Gridserve opens UK's first public electric truck charging hubs on motorways

Gridserve has opened the UK's first public charging hubs for electric HGVs at Extra Baldock and Moto Exeter. The sites form part of the Electric Freightway programme backed by £62.7 million in government funding. Five more locations follow later this year.

By Matt Lister 2 min read
Gridserve opens UK's first public electric truck charging hubs on motorways
Gridserve has opened the UK's first public charging hubs for electric HGVs at Extra Baldock and Moto Exeter. (Image: Gridserve)

Gridserve has opened the UK's first public charging hubs for electric trucks at Extra Baldock on the A1(M) and Moto Exeter on the M5.

The hubs are the first of seven due this year under the Electric Freightway, a programme working since late 2023 to get charging infrastructure and electric trucks deployed together rather than waiting for one to justify the other.

That wait has been the problem. As of mid-2025, the UK had just 5 public sites where an electric truck could charge; Germany had 50. Fleet operators won't order vehicles they can't refuel on longer routes, charging companies won't build sites without trucks to use them.

The Electric Freightway consortium - Royal Mail, Amazon, A.F. Blakemore, Maritime Transport and 21 others - exists to move both at once, with the hubs open to any operator rather than just consortium members.

"The Electric Freightway shows that zero emission freight is no longer a future ambition but a live, operational reality," said Gridserve CEO Daniel Kunkel. "We hope it can give fleet managers the same confidence that the Electric Highway has given electric car drivers."

Extra Baldock opens with six HGV bays, Moto Exeter with four. Both use drive-through layouts with raised screens and connectors for cab height, designed around haulier input on turning circles and dwell times. Tamworth, Thurrock, Leeds, Chester and Strensham North follow later this year.

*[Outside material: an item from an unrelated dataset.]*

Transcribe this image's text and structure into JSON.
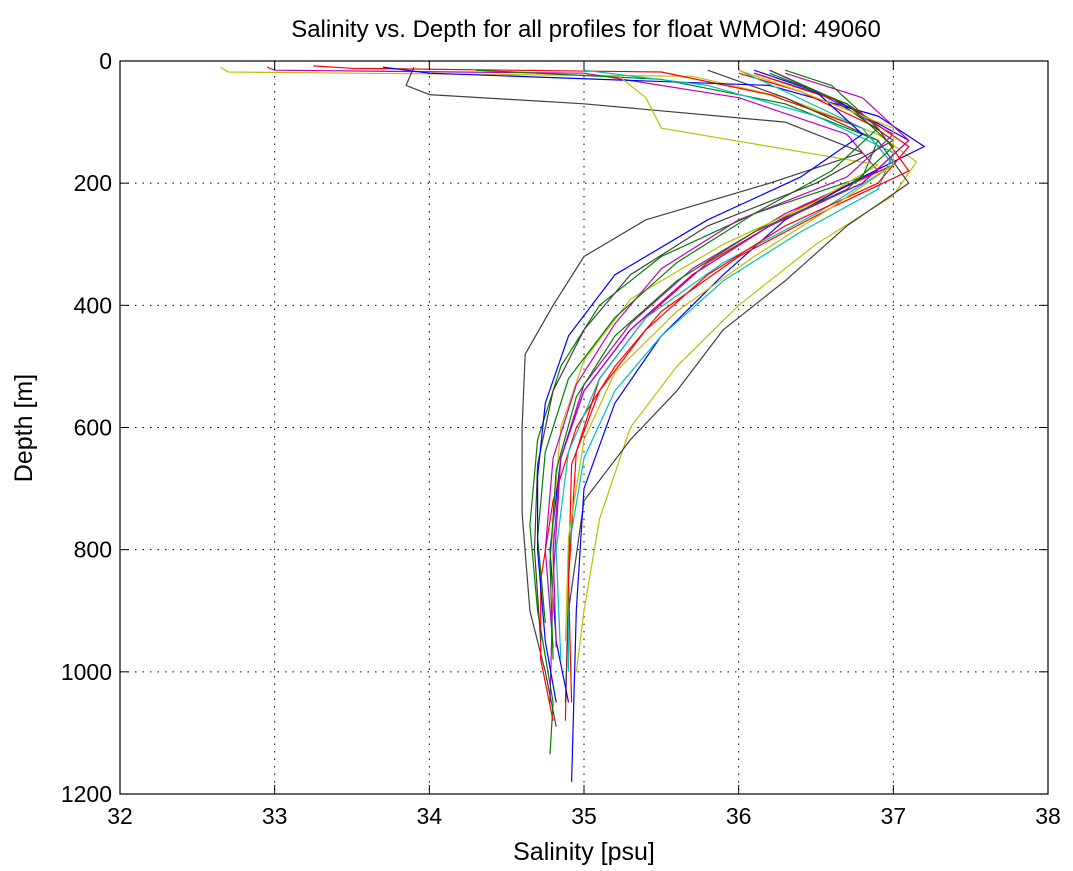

To mark the opening, a DAF XF Electric - the 2026 International Truck of the Year - ran the 200 miles from Exeter to Baldock.

The programme is one of four under the Department for Transport's £200 million Zero Emission HGV and Infrastructure Demonstrator scheme. Electric Freightway's cut is £62.7 million in government money, topped up by consortium members to over £100 million, targeting 140 electric HGVs and 200 chargers by 2030.

HGVs account for 1% of UK road vehicles but 16% of transport emissions, and fewer than 1% of new registrations are currently zero-emission - a gap that needs to close quickly if the government's 2035 and 2040 phase-out dates for new diesel trucks are to mean anything.